Die Bedeutung der Transzendenz

Um ganz ehrlich zu sein, habe ich dieses Wort nie besonders gemocht. Transzendenz. Für mich hat es immer den Beigeschmack, sich „über etwas zu erheben”, etwas abzulehnen, im Vergleich zu etwas Überlegenheit zu erlangen. Tatsächlich ist das erste Wort, das als Synonym im deutschen Wörterbuch auftaucht, wenn man Transzendenz nachschlägt: Überlegenheit. Irgendwie scheint das das genaue Gegenteil von dem zu sein, worauf es meiner Meinung nach eigentlich hinausläuft. Daher neige ich dazu, stattdessen eher Transformation zu verwenden, auch wenn man argumentieren könnte, dass sich die Begriffe von Natur aus unterscheiden. Ich hatte immer das Gefühl, dass Transformation eine bodenständigere, geerdetere Form der Transzendenz ist, die mehr Hingabe beinhaltet, zumindest in der Beschreibung.
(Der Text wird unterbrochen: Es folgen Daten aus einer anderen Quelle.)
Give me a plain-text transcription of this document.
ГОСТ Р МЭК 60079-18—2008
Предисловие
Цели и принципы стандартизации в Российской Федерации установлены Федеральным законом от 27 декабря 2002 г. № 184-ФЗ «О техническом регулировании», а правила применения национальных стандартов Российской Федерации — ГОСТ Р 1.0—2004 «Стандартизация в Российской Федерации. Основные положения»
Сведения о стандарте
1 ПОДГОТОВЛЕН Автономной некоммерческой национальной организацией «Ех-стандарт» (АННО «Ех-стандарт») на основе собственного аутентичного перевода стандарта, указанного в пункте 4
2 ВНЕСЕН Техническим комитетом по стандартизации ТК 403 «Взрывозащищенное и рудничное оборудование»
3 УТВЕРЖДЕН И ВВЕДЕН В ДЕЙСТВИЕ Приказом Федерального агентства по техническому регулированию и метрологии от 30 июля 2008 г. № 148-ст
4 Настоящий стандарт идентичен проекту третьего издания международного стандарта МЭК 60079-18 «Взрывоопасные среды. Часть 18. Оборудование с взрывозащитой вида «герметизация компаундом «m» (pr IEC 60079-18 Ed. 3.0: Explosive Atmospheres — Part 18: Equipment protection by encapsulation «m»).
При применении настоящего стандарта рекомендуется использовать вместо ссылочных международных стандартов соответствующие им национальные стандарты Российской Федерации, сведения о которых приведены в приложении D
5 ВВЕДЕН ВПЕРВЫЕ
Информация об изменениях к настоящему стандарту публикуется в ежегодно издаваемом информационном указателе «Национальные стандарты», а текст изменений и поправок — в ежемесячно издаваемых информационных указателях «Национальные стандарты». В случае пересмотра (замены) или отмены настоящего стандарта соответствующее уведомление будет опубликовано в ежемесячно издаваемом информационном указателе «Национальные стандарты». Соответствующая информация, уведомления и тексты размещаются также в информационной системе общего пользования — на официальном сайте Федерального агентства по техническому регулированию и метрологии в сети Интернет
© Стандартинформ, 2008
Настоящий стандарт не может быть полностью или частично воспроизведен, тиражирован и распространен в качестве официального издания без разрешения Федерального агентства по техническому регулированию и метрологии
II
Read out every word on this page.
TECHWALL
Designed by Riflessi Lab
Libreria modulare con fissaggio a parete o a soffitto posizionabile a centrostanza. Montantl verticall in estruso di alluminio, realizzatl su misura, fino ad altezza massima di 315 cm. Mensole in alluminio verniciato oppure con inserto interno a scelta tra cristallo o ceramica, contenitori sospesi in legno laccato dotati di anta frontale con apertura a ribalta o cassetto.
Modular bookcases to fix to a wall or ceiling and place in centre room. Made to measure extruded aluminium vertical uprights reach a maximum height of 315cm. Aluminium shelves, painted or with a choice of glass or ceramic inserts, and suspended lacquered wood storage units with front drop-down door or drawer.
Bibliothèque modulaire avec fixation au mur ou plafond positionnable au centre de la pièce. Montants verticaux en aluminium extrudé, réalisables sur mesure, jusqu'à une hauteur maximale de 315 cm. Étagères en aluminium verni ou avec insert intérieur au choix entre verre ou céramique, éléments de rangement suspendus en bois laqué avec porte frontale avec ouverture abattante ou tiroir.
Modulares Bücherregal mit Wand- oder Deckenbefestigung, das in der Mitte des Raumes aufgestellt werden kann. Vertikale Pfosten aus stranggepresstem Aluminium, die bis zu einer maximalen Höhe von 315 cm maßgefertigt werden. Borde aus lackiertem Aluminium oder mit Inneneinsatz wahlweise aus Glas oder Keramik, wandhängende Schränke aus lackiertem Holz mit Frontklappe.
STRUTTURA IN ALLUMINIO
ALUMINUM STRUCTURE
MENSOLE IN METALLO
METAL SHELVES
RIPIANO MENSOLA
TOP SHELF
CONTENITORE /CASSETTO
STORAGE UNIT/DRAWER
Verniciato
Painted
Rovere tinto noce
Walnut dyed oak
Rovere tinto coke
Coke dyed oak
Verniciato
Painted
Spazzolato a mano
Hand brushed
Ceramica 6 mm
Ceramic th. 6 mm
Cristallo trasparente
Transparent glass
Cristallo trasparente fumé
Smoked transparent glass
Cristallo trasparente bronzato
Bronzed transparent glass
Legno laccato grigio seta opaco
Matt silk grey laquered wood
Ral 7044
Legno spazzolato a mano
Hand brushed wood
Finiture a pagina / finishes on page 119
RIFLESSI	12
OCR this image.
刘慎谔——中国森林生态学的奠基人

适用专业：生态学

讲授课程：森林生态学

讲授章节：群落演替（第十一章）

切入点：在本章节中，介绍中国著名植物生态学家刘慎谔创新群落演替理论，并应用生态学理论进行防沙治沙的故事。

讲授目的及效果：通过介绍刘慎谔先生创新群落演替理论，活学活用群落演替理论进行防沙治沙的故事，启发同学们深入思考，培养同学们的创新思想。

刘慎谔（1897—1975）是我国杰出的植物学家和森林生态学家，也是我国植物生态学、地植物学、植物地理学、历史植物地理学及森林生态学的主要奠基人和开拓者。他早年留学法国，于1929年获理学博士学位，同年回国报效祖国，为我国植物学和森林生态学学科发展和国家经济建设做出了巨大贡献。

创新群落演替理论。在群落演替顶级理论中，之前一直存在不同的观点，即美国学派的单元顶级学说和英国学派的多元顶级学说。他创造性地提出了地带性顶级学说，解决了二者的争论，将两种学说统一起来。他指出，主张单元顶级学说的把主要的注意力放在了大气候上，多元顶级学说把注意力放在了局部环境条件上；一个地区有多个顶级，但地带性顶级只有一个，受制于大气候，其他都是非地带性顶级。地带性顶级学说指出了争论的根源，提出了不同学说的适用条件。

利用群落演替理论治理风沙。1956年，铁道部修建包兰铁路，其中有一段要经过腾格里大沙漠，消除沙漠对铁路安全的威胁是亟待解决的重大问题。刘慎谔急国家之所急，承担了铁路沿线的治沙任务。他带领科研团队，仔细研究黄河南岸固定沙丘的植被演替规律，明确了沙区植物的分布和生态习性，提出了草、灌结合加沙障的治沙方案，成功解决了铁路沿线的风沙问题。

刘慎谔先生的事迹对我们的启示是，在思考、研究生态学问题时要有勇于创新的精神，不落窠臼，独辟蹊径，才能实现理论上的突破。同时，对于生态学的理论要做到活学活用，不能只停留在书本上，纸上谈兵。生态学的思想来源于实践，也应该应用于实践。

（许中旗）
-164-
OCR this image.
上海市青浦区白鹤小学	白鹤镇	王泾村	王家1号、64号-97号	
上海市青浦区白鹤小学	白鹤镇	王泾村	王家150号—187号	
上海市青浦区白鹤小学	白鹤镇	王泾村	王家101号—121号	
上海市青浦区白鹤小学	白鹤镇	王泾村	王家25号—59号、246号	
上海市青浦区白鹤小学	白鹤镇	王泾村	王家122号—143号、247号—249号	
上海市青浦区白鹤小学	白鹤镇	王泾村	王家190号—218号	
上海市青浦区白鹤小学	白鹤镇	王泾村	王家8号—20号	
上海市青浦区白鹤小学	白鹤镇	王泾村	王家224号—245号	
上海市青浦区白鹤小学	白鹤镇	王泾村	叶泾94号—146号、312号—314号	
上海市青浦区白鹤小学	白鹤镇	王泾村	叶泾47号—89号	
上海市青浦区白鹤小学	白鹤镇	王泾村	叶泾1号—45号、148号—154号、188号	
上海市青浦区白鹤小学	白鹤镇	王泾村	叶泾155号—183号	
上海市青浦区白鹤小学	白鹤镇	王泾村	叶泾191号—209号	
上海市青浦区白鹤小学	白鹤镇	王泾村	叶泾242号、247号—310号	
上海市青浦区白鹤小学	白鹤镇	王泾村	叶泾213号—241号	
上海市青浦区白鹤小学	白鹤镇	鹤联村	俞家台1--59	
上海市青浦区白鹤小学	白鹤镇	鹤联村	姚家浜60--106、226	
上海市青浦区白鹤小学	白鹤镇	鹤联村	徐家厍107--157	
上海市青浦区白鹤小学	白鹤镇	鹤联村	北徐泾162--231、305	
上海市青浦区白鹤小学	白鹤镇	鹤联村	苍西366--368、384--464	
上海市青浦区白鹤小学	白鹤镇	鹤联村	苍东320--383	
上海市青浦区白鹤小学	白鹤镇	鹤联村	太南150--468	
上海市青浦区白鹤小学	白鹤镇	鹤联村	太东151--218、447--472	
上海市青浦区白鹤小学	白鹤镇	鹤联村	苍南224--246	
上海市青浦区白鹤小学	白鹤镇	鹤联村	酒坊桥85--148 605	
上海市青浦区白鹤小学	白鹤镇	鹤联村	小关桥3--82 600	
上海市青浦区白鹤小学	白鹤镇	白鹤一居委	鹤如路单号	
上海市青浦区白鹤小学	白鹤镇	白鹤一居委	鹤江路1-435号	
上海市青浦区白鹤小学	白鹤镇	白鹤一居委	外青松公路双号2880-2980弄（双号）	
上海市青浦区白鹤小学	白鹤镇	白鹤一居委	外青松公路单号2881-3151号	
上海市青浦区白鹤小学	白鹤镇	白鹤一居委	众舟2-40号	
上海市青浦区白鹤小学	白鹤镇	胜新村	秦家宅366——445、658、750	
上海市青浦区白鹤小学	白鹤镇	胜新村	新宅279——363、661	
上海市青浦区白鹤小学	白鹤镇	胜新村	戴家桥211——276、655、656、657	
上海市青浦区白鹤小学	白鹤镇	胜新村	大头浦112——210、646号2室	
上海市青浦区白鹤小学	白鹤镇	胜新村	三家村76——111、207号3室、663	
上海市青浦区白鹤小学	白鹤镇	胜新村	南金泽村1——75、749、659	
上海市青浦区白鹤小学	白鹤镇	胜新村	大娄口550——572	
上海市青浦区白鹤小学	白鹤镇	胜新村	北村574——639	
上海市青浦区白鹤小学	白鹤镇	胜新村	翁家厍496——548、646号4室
Ich habe das Gefühl, dass die Transzendenz in ihrem Wesen keiner Beschreibung bedarf oder vielmehr ihre Bedeutung verliert, wenn sie beschrieben wird. Es klingt oft falsch, wenn jemand davon spricht, etwas transzendiert zu haben. Als ob, wenn das wahr wäre, es nicht nötig wäre, darüber zu sprechen. Anders ist es bei der Transformation, aus irgendeinem mysteriösen Grund. Vielleicht, weil es eine irdischere, menschlichere Form der Veränderung ist.

Warum also über Transzendenz sprechen? Nun, es ist ein häufig verwendetes Prinzip, vor allem in der spirituellen Welt, und obwohl ich dessen Anspruch und Formulierung skeptisch betrachte, möchte ich seine Macht keineswegs entkräften.

Es gibt ein Paradoxon in der Art und Weise, wie wir uns der Transzendenz nähern, ähnlich dem, dass sie ihre natürliche Bedeutung verliert, wenn wir über sie sprechen. Dieses Paradox liegt in der Diskrepanz zwischen dem Sprechen „über” Nondualität und der Behauptung, transzendiert zu sein, anstatt transzendiert zu werden, eine Darstellung der Nondualität aus einer dualen Perspektive. Es gibt einen inhärenten Widerspruch in der FORMulierung dessen, was formlos ist.

Aus einem anderen Blickwinkel meiner Vermutung gegenüber der Beziehung unserer spirituellen Kultur zur Transzendenz kann ich nicht umhin, die Bedeutung der grundlegenden Sehnsucht, etwas zu transzendieren, zu betrachten. Darin liegt eine weitere Inkongruenz.
Adyashanti, ein moderner spiritueller Lehrer, beschreibt es so: „Eine totale Akzeptanz deiner selbst führt zu einer totalen Transzendenz deiner selbst.”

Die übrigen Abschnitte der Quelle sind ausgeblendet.